Agricultural Research Service

Research Project: EVALUATION AND IMPROVEMENT OF CEREAL GERMPLASM FOR DISEASE RESISTANCE AND WINTER-HARDINESS Title: Breeding FHB-resistant soft winter wheat: progress and prospects

Authors
item Brown-Guedira, Gina
item Griffey, Carl - VIRGINIA TECH
item Kolb, Fred - UNIVERSITY OF ILLINOIS
item Mckendry, Anne - UNIVERSITY OF MISSOURI
item Murphy, Paul - NORTH CAROLINA STATE UNIV
item Vansanford, David - UNIVERISTY OF KENTUCKY

Submitted to: Cereal Research Communications
Publication Type: Peer Reviewed Journal
Publication Acceptance Date: August 1, 2008
Publication Date: September 12, 2008
Citation: Brown Guedira, G.L., Griffey, C., Kolb, F., Mckendry, A., Murphy, P., Vansanford, D. 2008. Breeding FHB-resistant soft winter wheat: progress and prospects. Cereal Research Communications. 36:31S-35S.

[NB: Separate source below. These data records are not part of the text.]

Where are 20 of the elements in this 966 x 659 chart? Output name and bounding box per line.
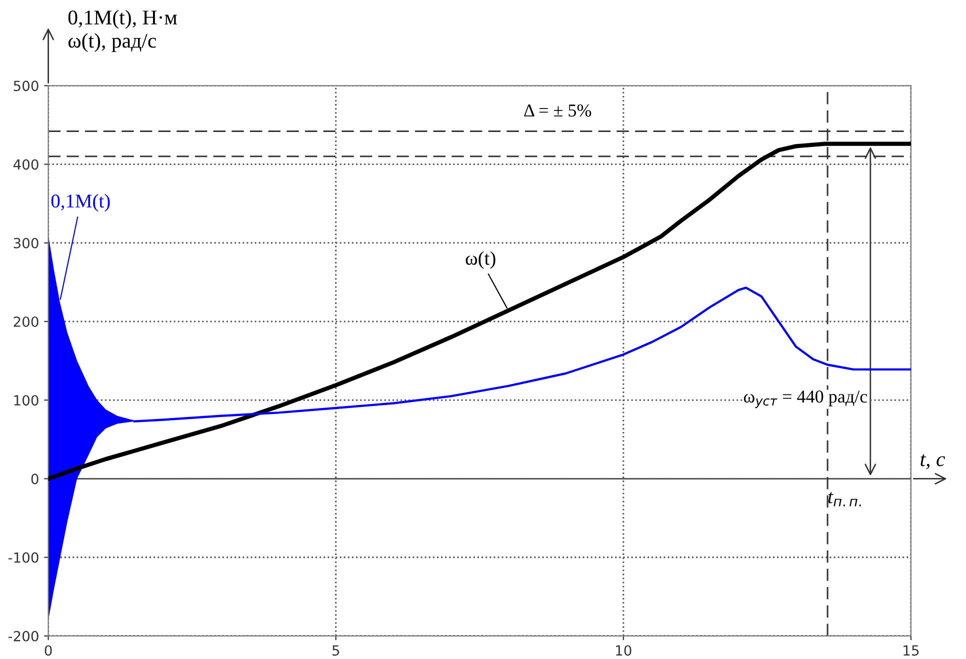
ref-line-label: t$_{п.п.}$ <box>828 492 861 506</box>
text: 0,1M(t) <box>51 194 110 212</box>
y-tick-label: -100 <box>8 552 38 563</box>
y-tick-label: 400 <box>13 159 38 170</box>
x-tick-label: 15 <box>904 645 919 656</box>
y-tick-label: 500 <box>14 80 38 92</box>
y-tick-label: 200 <box>14 316 38 327</box>
y-tick-label: 300 <box>14 238 38 248</box>
y-axis-title: 0,1M(t), Н·м ω(t), рад/с <box>68 10 177 52</box>
y-tick-label: -200 <box>8 630 38 642</box>
y-tick-label: 100 <box>14 395 38 406</box>
text: ω(t) <box>466 251 496 269</box>
x-tick-label: 10 <box>616 645 632 656</box>
ref-line-label: Δ = ± 5% <box>524 104 592 117</box>
x-tick-label: 0 <box>44 645 52 656</box>
line-series <box>48 142 911 481</box>
x-tick-label: 5 <box>332 645 340 656</box>
y-tick-label: 0 <box>31 474 38 484</box>
annotation: ω$_{уст}$ = 440 рад/с <box>744 390 868 408</box>
x-axis-title: t, с <box>920 454 946 470</box>
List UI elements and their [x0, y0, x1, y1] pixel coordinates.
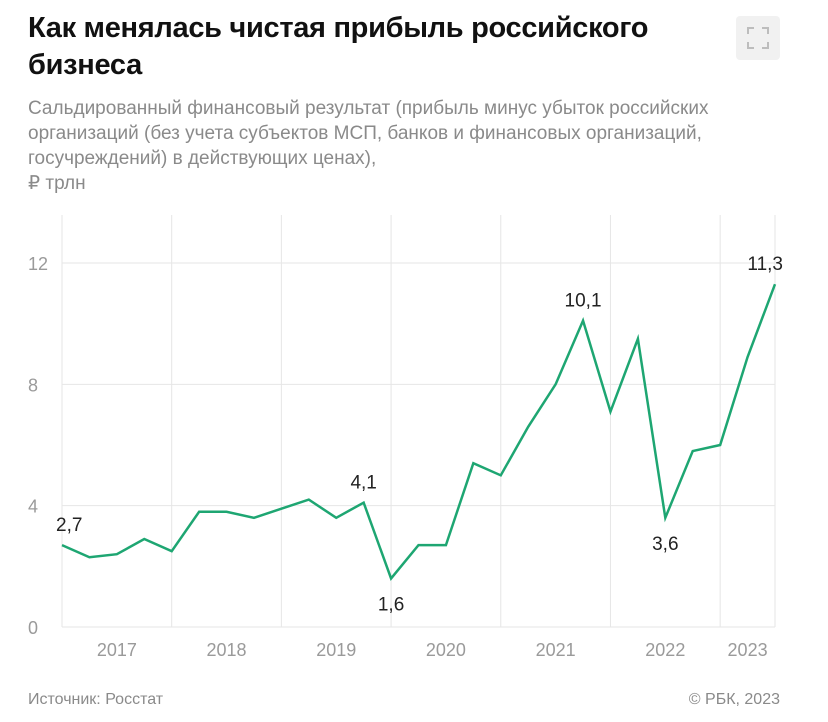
- y-tick-label: 12: [28, 254, 48, 274]
- chart-subtitle: Сальдированный финансовый результат (при…: [28, 96, 808, 196]
- x-tick-label: 2021: [536, 640, 576, 660]
- data-label: 2,7: [56, 515, 82, 536]
- data-label: 3,6: [652, 534, 678, 555]
- data-label: 4,1: [350, 473, 376, 494]
- x-tick-label: 2019: [316, 640, 356, 660]
- chart-title: Как менялась чистая прибыль российского …: [28, 12, 649, 81]
- copyright-label: © РБК, 2023: [688, 691, 780, 708]
- expand-icon: [747, 27, 769, 49]
- series-line: [61, 283, 777, 581]
- data-label: 1,6: [378, 594, 404, 615]
- x-tick-label: 2018: [207, 640, 247, 660]
- data-label: 10,1: [565, 291, 602, 312]
- y-tick-label: 4: [28, 497, 38, 517]
- y-tick-label: 8: [28, 375, 38, 395]
- x-tick-label: 2020: [426, 640, 466, 660]
- y-tick-label: 0: [28, 618, 38, 638]
- source-label: Источник: Росстат: [28, 691, 164, 708]
- x-tick-label: 2022: [645, 640, 685, 660]
- x-tick-label: 2023: [728, 640, 768, 660]
- data-label: 11,3: [747, 254, 783, 275]
- fullscreen-button[interactable]: [736, 16, 780, 60]
- subtitle-text: Сальдированный финансовый результат (при…: [28, 98, 709, 169]
- unit-label: ₽ трлн: [28, 173, 86, 194]
- x-tick-label: 2017: [97, 640, 137, 660]
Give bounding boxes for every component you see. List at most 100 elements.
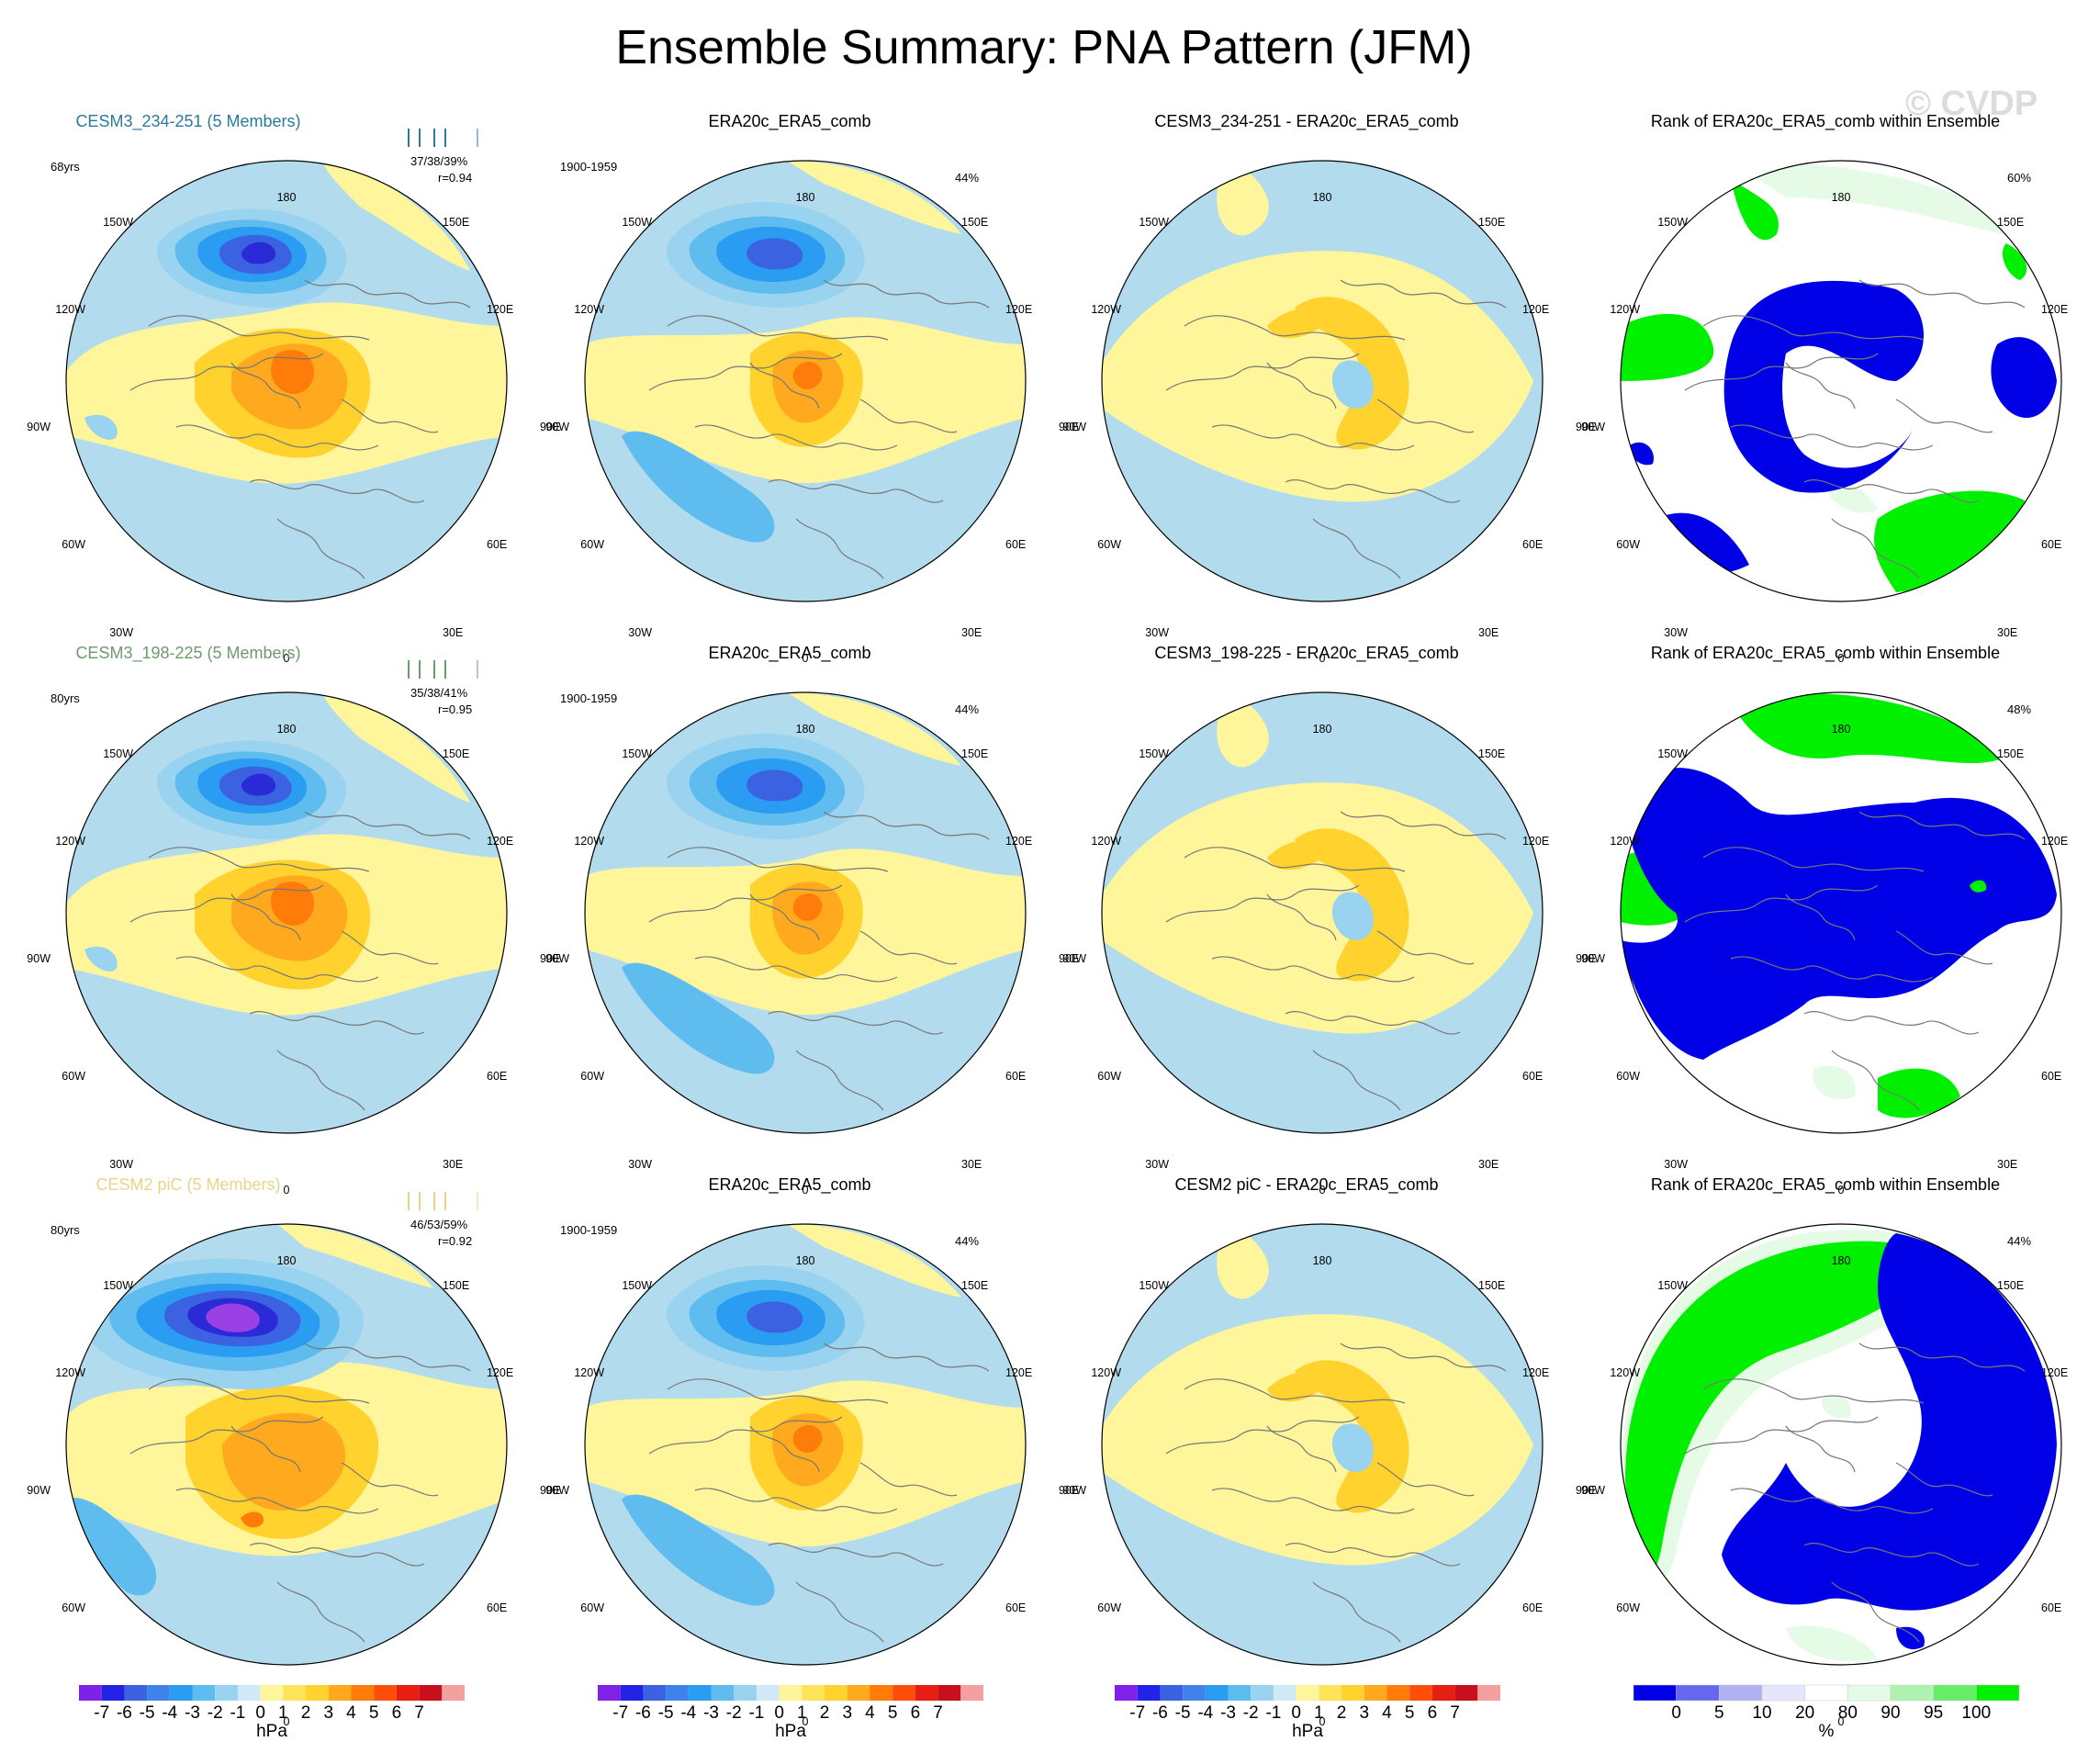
coastline (1285, 479, 1461, 503)
colorbar-tick-label: 5 (1404, 1703, 1415, 1723)
pct-rank-label: 48% (2007, 702, 2032, 716)
longitude-label-bottom: 0 (283, 1184, 290, 1197)
coastline (1165, 884, 1360, 923)
colorbar-box (1933, 1684, 1977, 1702)
longitude-label-lr_far: 30E (961, 626, 982, 639)
coastline (341, 399, 439, 433)
longitude-label-ul_near: 120W (55, 1366, 85, 1379)
coastline (1376, 930, 1475, 965)
colorbar-tick-label: 20 (1795, 1703, 1815, 1723)
longitude-label-lr_far: 30E (1478, 626, 1499, 639)
longitude-label-left: 90W (1581, 952, 1605, 965)
longitude-label-right: 90E (1576, 952, 1597, 965)
colorbar-tick-label: 100 (1961, 1703, 1992, 1723)
longitude-label-left: 90W (1062, 952, 1086, 965)
colorbar-box (1847, 1684, 1892, 1702)
polar-map (65, 1192, 508, 1666)
coastline (1312, 1581, 1401, 1643)
longitude-label-top: 180 (1312, 191, 1332, 204)
coastline (749, 893, 820, 941)
rank-high-region (1621, 313, 1714, 381)
coastline (1285, 1543, 1461, 1567)
longitude-label-ll_near: 60W (1616, 538, 1640, 551)
colorbar-box (1761, 1684, 1805, 1702)
correlation-label: r=0.92 (438, 1234, 473, 1248)
colorbar-box (915, 1685, 938, 1701)
longitude-label-ul_near: 120W (574, 303, 604, 316)
longitude-label-ul_far: 150W (1139, 216, 1169, 229)
coastline (129, 884, 324, 923)
longitude-label-ll_near: 60W (580, 1070, 604, 1083)
positive-anomaly-contour (787, 1224, 961, 1298)
panel-title: CESM3_198-225 - ERA20c_ERA5_comb (1154, 644, 1459, 662)
longitude-label-right: 90E (1576, 421, 1597, 433)
panel-r2-c3: Rank of ERA20c_ERA5_comb within Ensemble… (1568, 1164, 2082, 1728)
period-label: 1900-1959 (560, 1223, 618, 1237)
colorbar-box (419, 1685, 443, 1701)
longitude-label-ur_far: 150E (961, 1279, 989, 1292)
coastline (1858, 1343, 2026, 1372)
coastline (1266, 893, 1337, 941)
coastline (1895, 930, 1993, 965)
coastline (1184, 1378, 1406, 1404)
coastline (1312, 518, 1401, 579)
rank-high-region (1731, 179, 1779, 241)
positive-anomaly-contour (1295, 297, 1409, 450)
colorbar-box (870, 1685, 893, 1701)
coastline (1702, 315, 1925, 341)
coastline (1684, 1416, 1879, 1455)
colorbar-box (1676, 1684, 1720, 1702)
longitude-label-bottom: 0 (802, 652, 809, 665)
longitude-label-lr_far: 30E (443, 626, 464, 639)
colorbar-tick-label: 0 (1671, 1703, 1681, 1723)
longitude-label-ll_far: 30W (1145, 1158, 1169, 1171)
coastline (1184, 315, 1406, 341)
colorbar-box (643, 1685, 667, 1701)
longitude-label-lr_near: 60E (1522, 1601, 1544, 1614)
pct-rank-label: 60% (2007, 171, 2032, 185)
colorbar-boxes (1633, 1684, 2020, 1702)
colorbar-box (937, 1685, 961, 1701)
rank-high-region (1813, 1065, 1856, 1100)
coastline (1684, 353, 1879, 391)
colorbar-box (1251, 1685, 1274, 1701)
longitude-label-bottom: 0 (1837, 652, 1845, 665)
rank-colorbar: 0 5 10 20 80 90 95 100% (1633, 1684, 2020, 1741)
longitude-label-ur_near: 120E (487, 303, 514, 316)
polar-map (1101, 160, 1544, 602)
rank-high-region (1878, 1068, 1960, 1118)
longitude-label-ul_near: 120W (55, 303, 85, 316)
rank-high-region (1874, 490, 2025, 592)
colorbar-tick-label: 5 (1714, 1703, 1724, 1723)
coastline (667, 315, 889, 341)
colorbar-tick-label: 3 (323, 1703, 334, 1723)
coastline (1730, 1488, 1934, 1514)
coastline (1285, 1011, 1461, 1035)
longitude-label-bottom: 0 (1319, 1184, 1326, 1197)
longitude-label-top: 180 (1831, 723, 1851, 736)
longitude-label-ul_far: 150W (103, 747, 133, 760)
pressure-colorbar: -7 -6 -5 -4 -3 -2 -1 0 1 2 3 4 5 6 7 hPa (1114, 1684, 1501, 1741)
correlation-label: r=0.94 (438, 171, 473, 185)
colorbar-box (442, 1685, 465, 1701)
map-border (65, 691, 508, 1134)
colorbar-unit: hPa (256, 1722, 287, 1741)
coastline (694, 956, 898, 983)
map-border (1620, 160, 2062, 602)
panel-title: CESM2 piC (5 Members) (95, 1175, 281, 1194)
coastline (768, 1543, 944, 1567)
panel-r0-c2: CESM3_234-251 - ERA20c_ERA5_comb 180 0 90W 9… (1050, 101, 1596, 665)
panel-title: ERA20c_ERA5_comb (708, 112, 871, 130)
coastline (341, 1462, 439, 1497)
longitude-label-ll_near: 60W (580, 1601, 604, 1614)
rank-low-region (1723, 280, 1924, 493)
colorbar-tick-label: 3 (842, 1703, 853, 1723)
coastline (230, 893, 301, 941)
positive-anomaly-contour (1295, 828, 1409, 982)
rank-background (1621, 161, 2061, 601)
colorbar-tick-label: -4 (680, 1703, 697, 1723)
ensemble-spread-ticks (408, 660, 478, 679)
panel-title: CESM3_198-225 (5 Members) (75, 644, 301, 662)
colorbar-box (734, 1685, 757, 1701)
figure-title: Ensemble Summary: PNA Pattern (JFM) (615, 21, 1473, 74)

Interpretive Summary: Soft winter wheat (Triticum aestivum L.) breeding programs in the US have used two general approaches to developing FHB-resistant cultivars: 1) incorporation of Fhb1 plus other minor QTL from Asian wheat cultivars and their derivatives and 2) reliance on resistance native to the soft winter wheat gene pool. Although each approach has shown some success, it is believed that the two must be integrated to develop the highest levels of resistance. The most favorable scenario for integration is the incorporation of Fhb1 into adapted material with good native resistance, high yield and test weight, and superior milling and baking quality.

Technical Abstract: Soft winter wheat (Triticum aestivum L.) breeding programs in the US have used two general approaches to developing FHB-resistant cultivars: 1) incorporation of Fhb1 plus other minor QTL from Asian wheat cultivars and their derivatives and 2) reliance on resistance native to the soft winter wheat gene pool. Although each approach has shown some success, it is believed that the two must be integrated to develop the highest levels of resistance. The most favorable scenario for integration is the incorporation of Fhb1 into adapted material with good native resistance, high yield and test weight, and superior milling and baking quality.